Пошел в задницу! (польск.)
Видимо, звезды в октябре того года располагали к помолвкам и бракосочетаниям шпионов.
Коварные персы во время переговоров со своими врагами стояли на деревянных замаскированных настилах, покрывающих заранее провалиться, давая клятвы.
Очень похоже на одну из любимых резолюций Мани — «обсудим». Просто, изящно, деловито.
Выбор Юджином анекдотца говорит о том, что ему явно не хватало папы–эстета. Француз вбегает в цветочную лавку. «Мне нужен букет цветов для невесты!» — «Она девушка или женщина?» — «Какое это имеет значение?!» — «Если девушку, то нужен букет из белых роз, а если женщина, то из фиалок». — «Ну, конечно, из белых роз!» После паузы: «А впрочем, вплетите туда немного фиалок».
Молоки карпа… семга… икра. Когда Базилио ее увидел, его словно ударило током: «О зернистая икра! Как я люблю те края! Ведь я служил в конвое во время войны, охранявшем грузы, идущие в порт Архангела!» — Просто готовый ценный агент, так и хотелось подойти к нему на четырех лапках и промяукать: «Дорогой Базилио, докажите делом ваши симпатии. Одна ваша знакомая кошка работает секретаршей у премьер–министра…»
Не то что притрагиваться — видеть его, зажаренного заживо, не мог!

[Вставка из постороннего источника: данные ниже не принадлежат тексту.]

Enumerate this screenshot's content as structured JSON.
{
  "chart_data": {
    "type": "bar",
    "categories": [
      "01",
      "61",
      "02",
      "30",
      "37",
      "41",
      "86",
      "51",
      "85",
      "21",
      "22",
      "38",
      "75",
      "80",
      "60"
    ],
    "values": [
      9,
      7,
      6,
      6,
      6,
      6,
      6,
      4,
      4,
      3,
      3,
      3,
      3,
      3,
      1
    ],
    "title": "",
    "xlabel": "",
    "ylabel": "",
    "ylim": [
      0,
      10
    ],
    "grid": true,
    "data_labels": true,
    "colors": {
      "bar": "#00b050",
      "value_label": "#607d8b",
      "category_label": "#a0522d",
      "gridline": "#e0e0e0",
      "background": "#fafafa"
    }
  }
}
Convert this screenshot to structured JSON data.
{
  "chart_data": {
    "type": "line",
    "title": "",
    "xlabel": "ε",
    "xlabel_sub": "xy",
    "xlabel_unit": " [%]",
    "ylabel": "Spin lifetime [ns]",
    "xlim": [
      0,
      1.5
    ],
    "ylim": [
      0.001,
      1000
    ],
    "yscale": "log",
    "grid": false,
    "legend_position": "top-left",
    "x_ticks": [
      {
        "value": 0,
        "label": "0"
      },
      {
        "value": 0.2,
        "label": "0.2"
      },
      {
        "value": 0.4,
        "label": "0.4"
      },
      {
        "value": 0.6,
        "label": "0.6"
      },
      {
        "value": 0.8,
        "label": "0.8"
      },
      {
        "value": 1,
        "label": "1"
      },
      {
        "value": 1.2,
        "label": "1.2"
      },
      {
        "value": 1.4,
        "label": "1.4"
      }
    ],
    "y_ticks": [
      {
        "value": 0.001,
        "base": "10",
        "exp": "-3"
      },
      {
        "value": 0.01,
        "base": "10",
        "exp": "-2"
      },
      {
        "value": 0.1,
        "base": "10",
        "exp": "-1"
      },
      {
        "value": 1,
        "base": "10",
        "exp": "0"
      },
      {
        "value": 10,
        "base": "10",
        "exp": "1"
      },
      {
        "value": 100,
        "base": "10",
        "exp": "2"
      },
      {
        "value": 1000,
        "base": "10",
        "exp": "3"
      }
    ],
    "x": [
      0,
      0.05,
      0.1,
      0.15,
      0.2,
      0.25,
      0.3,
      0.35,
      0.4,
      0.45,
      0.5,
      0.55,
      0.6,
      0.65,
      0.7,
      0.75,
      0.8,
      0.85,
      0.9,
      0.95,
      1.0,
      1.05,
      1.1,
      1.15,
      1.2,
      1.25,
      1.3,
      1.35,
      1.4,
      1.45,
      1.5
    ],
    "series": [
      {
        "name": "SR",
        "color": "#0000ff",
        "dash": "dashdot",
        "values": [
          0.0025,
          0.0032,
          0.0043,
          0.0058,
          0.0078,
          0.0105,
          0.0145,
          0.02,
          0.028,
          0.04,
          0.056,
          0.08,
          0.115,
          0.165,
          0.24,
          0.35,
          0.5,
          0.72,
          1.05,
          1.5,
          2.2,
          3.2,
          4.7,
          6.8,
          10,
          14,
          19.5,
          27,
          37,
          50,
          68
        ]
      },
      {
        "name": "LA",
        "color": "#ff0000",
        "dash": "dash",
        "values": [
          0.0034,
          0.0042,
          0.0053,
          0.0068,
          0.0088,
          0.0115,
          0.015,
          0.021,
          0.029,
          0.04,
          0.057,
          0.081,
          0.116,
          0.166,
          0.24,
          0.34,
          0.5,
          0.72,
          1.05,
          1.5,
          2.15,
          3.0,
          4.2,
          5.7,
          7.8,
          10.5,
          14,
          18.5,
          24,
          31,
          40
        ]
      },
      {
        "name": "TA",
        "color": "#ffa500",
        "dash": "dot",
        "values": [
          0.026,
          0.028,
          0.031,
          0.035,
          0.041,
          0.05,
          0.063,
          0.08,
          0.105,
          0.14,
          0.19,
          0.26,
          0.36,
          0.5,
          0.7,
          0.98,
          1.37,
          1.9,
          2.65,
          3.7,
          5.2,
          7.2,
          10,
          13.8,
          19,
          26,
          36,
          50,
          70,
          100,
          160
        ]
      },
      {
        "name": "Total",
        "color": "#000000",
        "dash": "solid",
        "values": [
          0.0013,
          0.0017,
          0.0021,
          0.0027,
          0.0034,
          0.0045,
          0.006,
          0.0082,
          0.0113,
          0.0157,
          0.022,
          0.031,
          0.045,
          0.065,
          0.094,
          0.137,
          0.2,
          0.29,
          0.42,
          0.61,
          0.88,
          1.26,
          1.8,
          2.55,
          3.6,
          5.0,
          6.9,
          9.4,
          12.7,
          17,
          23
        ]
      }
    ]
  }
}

«Как лорд», по–мекленбургски — «как свинья» — яркое свидетельство разницы классовых подходов.
Истинно черный юмор обитает не в Англии, а в Мекленбурге: «Голые бабы по небу летят— в баню попал реактивный снаряд
«Голубые и белые розы собирал я на радость своей возлюбленной» — черт знает, где я подцепил эти строчки и почему они вдруг всплыли в памяти.

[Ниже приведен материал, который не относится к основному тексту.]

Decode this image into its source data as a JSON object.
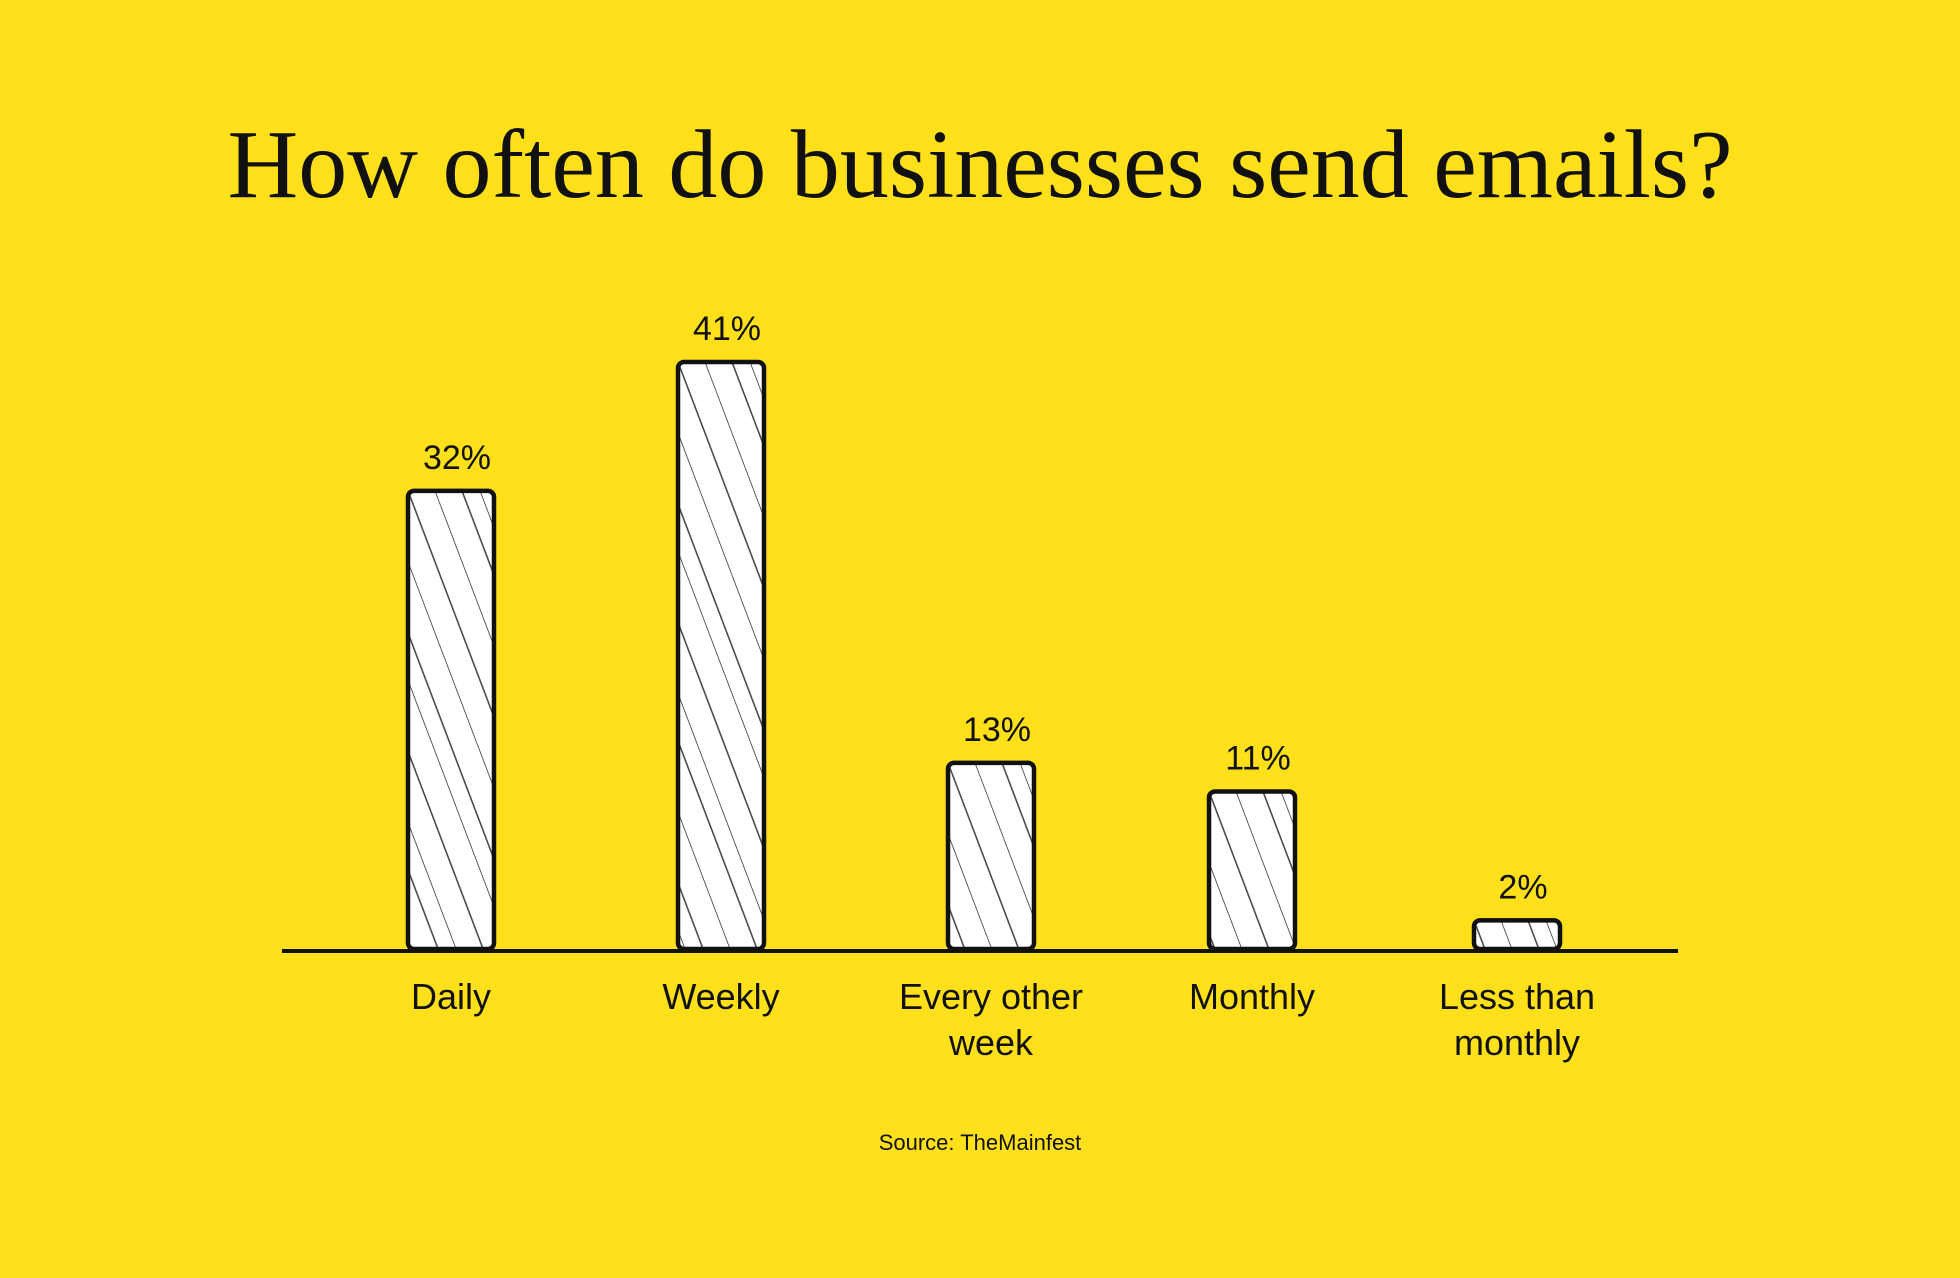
{
  "colors": {
    "background": "#FFE01B",
    "bar_fill": "#FFFFFF",
    "ink": "#111111"
  },
  "chart_data": {
    "type": "bar",
    "title": "How often do businesses send emails?",
    "categories": [
      [
        "Daily"
      ],
      [
        "Weekly"
      ],
      [
        "Every other",
        "week"
      ],
      [
        "Monthly"
      ],
      [
        "Less than",
        "monthly"
      ]
    ],
    "values": [
      32,
      41,
      13,
      11,
      2
    ],
    "value_labels": [
      "32%",
      "41%",
      "13%",
      "11%",
      "2%"
    ],
    "unit": "%",
    "ylim": [
      0,
      41
    ],
    "grid": false,
    "legend": "none",
    "bar_style": "hand-drawn, hatched",
    "source": "Source: TheMainfest"
  }
}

Мне нравилось писать a la Чижик, так звучало торжественней и ласкало уши Центра.
Полная туфта! Какой мог быть другой срок? Повторить операцию я уже не мог, но требовалось показать Центру, что я полон решимости выполнить Высочайшую Волю. О Бритая Голова!
«Эксами» до мекленбургской революции деликатно называли экспроприации собственности, а точнее, вооруженные налеты на почтовые поезда с деньгами, взрывы и ограбления банков, столь необходимые для жизнедеятельности руководящего ядра во главе с Учителем в целебной Швейцарии и других жемчужинах обреченного капитализма. После революции «эксами» стали называть любые острые мероприятия, включая удушение подтяжками, выстрел в затылок или увоз с кляпом во рту из Рио–де–Жанейро, где все ходят в белых штанах, в родимый Мекленбург для свершения справедливого пролетарского суда.
«Эта штука посильнее, чем «Фауст» Гете»,— сказали Усы о «Девушке и Смерти» Буревестника, «тут любовь побеждает смерть, а не наоборот». Видимо, эта мысль озарила Усы после того, как он довел до самоубийства (если не убил сам) свою жену.
В Гавре, в Рио–де–Жанейро, в пустыне Сахара, на памятнике виконту де Бражелону, на крыше — все легко сходило с рук: и красная опасность, и рука Мекленбурга давно вошли в кровь и плоть англосаксов, все это постоянно подогревалось и прессой, и контрразведкой. Впрочем, под родными осинами ребята тоже не лыком были шиты и умело надували пузыри о западных происках.
Тут он не ошибся. Правда, у меня тоже были некоторые претензии, когда он зажал мне нос тряпкой в Каире.
Старый козел!
Тут словно сто Чижиков поработали! Как это у первооткрывателя великого Уильяма? «Я, кажется, с ума сойду от этих странных оборотов, как будто сотня идиотов долдонит хором ерунду!»
«О какой позор, соотечественники! И я, и вы, и все мы лежали ниц, и кровавое предательство цвело над нами!»
Виделся я себе почему–то лежащим ничком, скорчившимся, маленьким, в луже крови самой лучшей группы, и жирные мухи ползали по растрепанной голове.